On receipt

It's annoying (both logistically and emotionally) that there's an unspoken (usually) obligation to hold onto gifts until the nearest applicable gift-giving holiday or birthday. Of course, everybody dreads being the person to show up empty-handed on the big day if they can't find or afford something sufficient contemporaneously; that's why, if an opportunity shows up, they'll often put it in the bank (or more literally, their closet). But lately I've begun to lose patience for this particular song and dance.

I often think about how the context of actions shape their true meaning, and in this case, I think the inherent obligation of gift-giving days cheapens the act itself. Obviously this dynamic is understood on some level by most people exposed to it - it's often satirized in entertainment in the form of characters who give expensive, gaudy gifts that don't have much to do with their recipient's taste or needs. Additionally (and more insidiously), I would point out that when someone says they would just as soon receive gift cards or cash as anything else, that implies conversely that they (more or less) only value their gifts as much as their weight in gold. So, both givers and receivers can be seen subscribing this black-and-red way of thinking. On paper, translating a love language into MSRP appears extremely rude, but I think it's a sort of logical endpoint of a scenario that amplifies the transactional nature of gift-giving. If you wanted to alternatively analyze this through a pop psych lens, you could argue that people only have so much emotional energy to expend on both giving and receiving gifts, and that these free-for-alls tend to sap that energy pretty quickly. What's also sapped are people's wallets, which can literally cheapen gifts (ergo limit the range of options available to the giver) with the threat or reality of not having enough left over to produce gifts for other people.
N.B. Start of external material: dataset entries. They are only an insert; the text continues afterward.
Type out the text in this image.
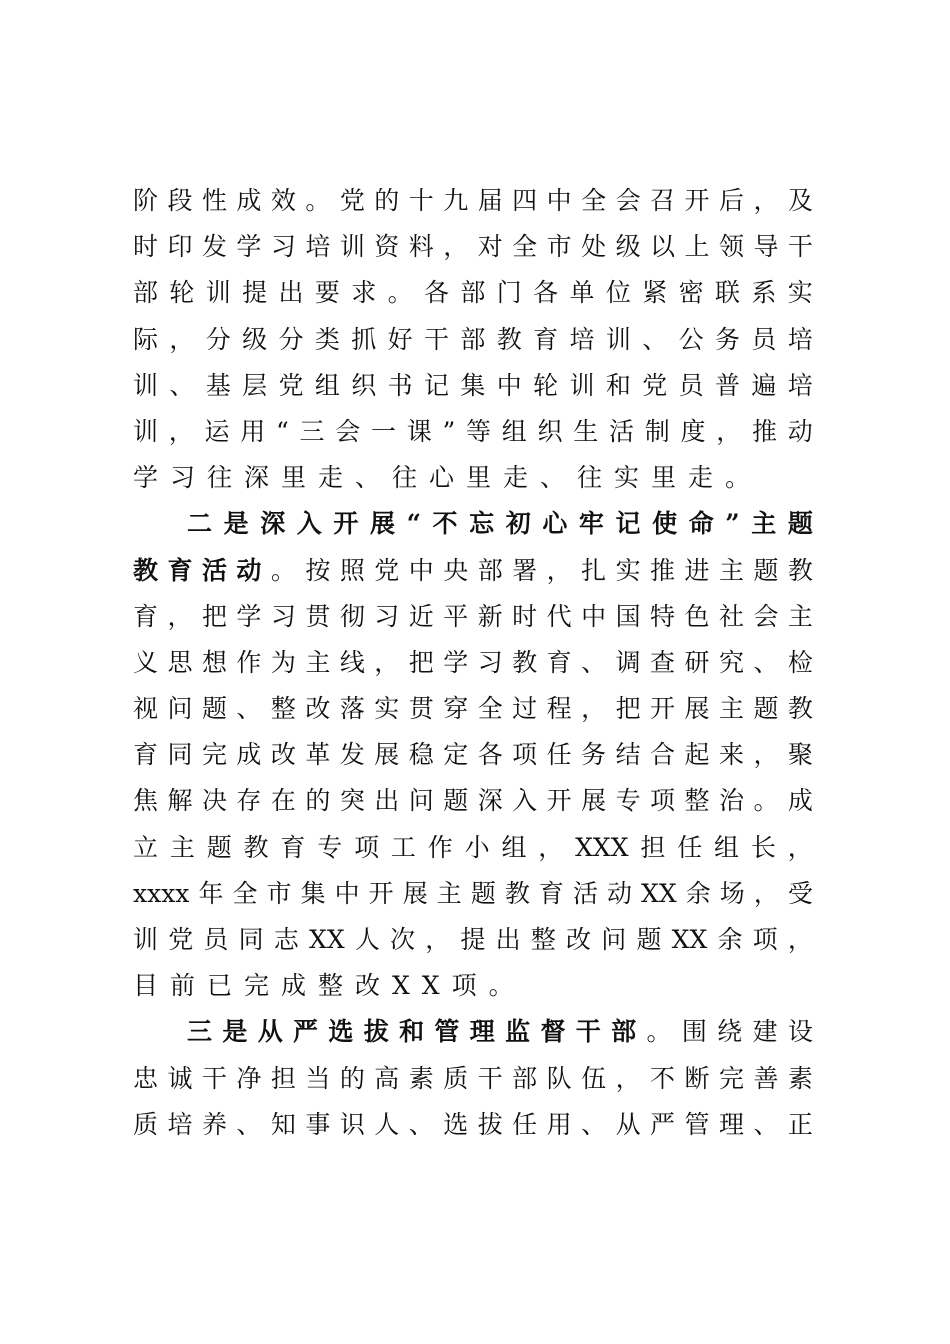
阶 段 性 成 效 。 党 的 十 九 届 四 中 全 会 召 开 后 ， 及
时 印 发 学 习 培 训 资 料 ， 对 全 市 处 级 以 上 领 导 干
部 轮 训 提 出 要 求 。 各 部 门 各 单 位 紧 密 联 系 实
际 ， 分 级 分 类 抓 好 干 部 教 育 培 训 、 公 务 员 培
训 、 基 层 党 组 织 书 记 集 中 轮 训 和 党 员 普 遍 培
训 ， 运 用 “ 三 会 一 课 ” 等 组 织 生 活 制 度 ， 推 动
学习往深里走、往心里走、往实里走。
二 是 深 入 开 展 “ 不 忘 初 心 牢 记 使 命 ” 主 题
教 育 活 动 。 按 照 党 中 央 部 署 ， 扎 实 推 进 主 题 教
育 ， 把 学 习 贯 彻 习 近 平 新 时 代 中 国 特 色 社 会 主
义 思 想 作 为 主 线 ， 把 学 习 教 育 、 调 查 研 究 、 检
视 问 题 、 整 改 落 实 贯 穿 全 过 程 ， 把 开 展 主 题 教
育 同 完 成 改 革 发 展 稳 定 各 项 任 务 结 合 起 来 ， 聚
焦 解 决 存 在 的 突 出 问 题 深 入 开 展 专 项 整 治 。 成
立 主 题 教 育 专 项 工 作 小 组 ， XXX 担 任 组 长 ，
xxxx 年 全 市 集 中 开 展 主 题 教 育 活 动 XX 余 场 ， 受
训 党 员 同 志 XX 人 次 ， 提 出 整 改 问 题 XX 余 项 ，
目前已完成整改XX项。
三 是 从 严 选 拔 和 管 理 监 督 干 部 。 围 绕 建 设
忠 诚 干 净 担 当 的 高 素 质 干 部 队 伍 ， 不 断 完 善 素
质 培 养 、 知 事 识 人 、 选 拔 任 用 、 从 严 管 理 、 正
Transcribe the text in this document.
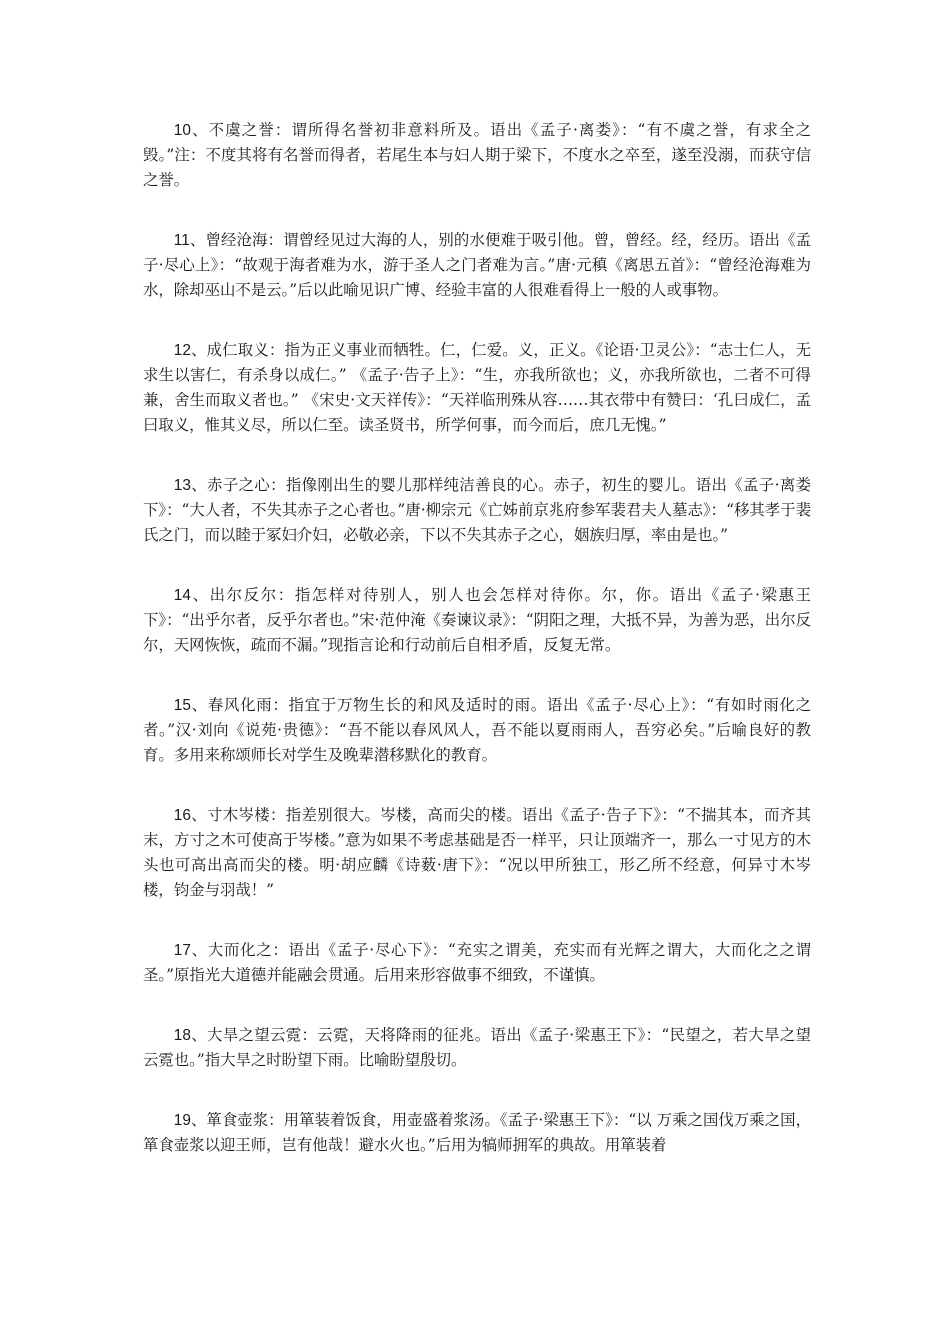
10、不虞之誉：谓所得名誉初非意料所及。语出《孟子·离娄》：“有不虞之誉，有求全之毁。”注：不度其将有名誉而得者，若尾生本与妇人期于梁下，不度水之卒至，遂至没溺，而获守信之誉。

11、曾经沧海：谓曾经见过大海的人，别的水便难于吸引他。曾，曾经。经，经历。语出《孟子·尽心上》：“故观于海者难为水，游于圣人之门者难为言。”唐·元稹《离思五首》：“曾经沧海难为水，除却巫山不是云。”后以此喻见识广博、经验丰富的人很难看得上一般的人或事物。

12、成仁取义：指为正义事业而牺牲。仁，仁爱。义，正义。《论语·卫灵公》：“志士仁人，无求生以害仁，有杀身以成仁。” 《孟子·告子上》：“生，亦我所欲也；义，亦我所欲也，二者不可得兼，舍生而取义者也。” 《宋史·文天祥传》：“天祥临刑殊从容……其衣带中有赞曰：‘孔曰成仁，孟曰取义，惟其义尽，所以仁至。读圣贤书，所学何事，而今而后，庶几无愧。”

13、赤子之心：指像刚出生的婴儿那样纯洁善良的心。赤子，初生的婴儿。语出《孟子·离娄下》：“大人者，不失其赤子之心者也。”唐·柳宗元《亡姊前京兆府参军裴君夫人墓志》：“移其孝于裴氏之门，而以睦于冢妇介妇，必敬必亲，下以不失其赤子之心，姻族归厚，率由是也。”

14、出尔反尔：指怎样对待别人，别人也会怎样对待你。尔，你。语出《孟子·梁惠王下》：“出乎尔者，反乎尔者也。”宋·范仲淹《奏谏议录》：“阴阳之理，大抵不异，为善为恶，出尔反尔，天网恢恢，疏而不漏。”现指言论和行动前后自相矛盾，反复无常。

15、春风化雨：指宜于万物生长的和风及适时的雨。语出《孟子·尽心上》：“有如时雨化之者。”汉·刘向《说苑·贵德》：“吾不能以春风风人，吾不能以夏雨雨人，吾穷必矣。”后喻良好的教育。多用来称颂师长对学生及晚辈潜移默化的教育。

16、寸木岑楼：指差别很大。岑楼，高而尖的楼。语出《孟子·告子下》：“不揣其本，而齐其末，方寸之木可使高于岑楼。”意为如果不考虑基础是否一样平，只让顶端齐一，那么一寸见方的木头也可高出高而尖的楼。明·胡应麟《诗薮·唐下》：“况以甲所独工，形乙所不经意，何异寸木岑楼，钧金与羽哉！”

17、大而化之：语出《孟子·尽心下》：“充实之谓美，充实而有光辉之谓大，大而化之之谓圣。”原指光大道德并能融会贯通。后用来形容做事不细致，不谨慎。

18、大旱之望云霓：云霓，天将降雨的征兆。语出《孟子·梁惠王下》：“民望之，若大旱之望云霓也。”指大旱之时盼望下雨。比喻盼望殷切。

19、箪食壶浆：用箪装着饭食，用壶盛着浆汤。《孟子·梁惠王下》：“以 万乘之国伐万乘之国，箪食壶浆以迎王师，岂有他哉！避水火也。”后用为犒师拥军的典故。用箪装着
Of course, it is nice to receive gifts (and to give them), so it's understandable to want to incentivize that, and it probably is necessary to provide a social incentive for many people (and for many more casual relationships). But wouldn't it be better to be able to rely on the assumption that a gift affirms (on its own merit) a strong bond between you and another person? That it occurred to them, that they had the personal desire, to go out of their way to provide something for you? I don't think it's sensible to make that assumption on the day whereupon you also exchanged gifts with the cousin you last spoke to in April (of last year). ~∓~

(P.S. As always, the irony strikes me, in thinking about "obligations", that I've been looking for a topic to write a blog post about primarily out of a sense of obligation, not to any readers, nor to myself, but primarily to being able to claim the blog is active in a real sense. So it goes.)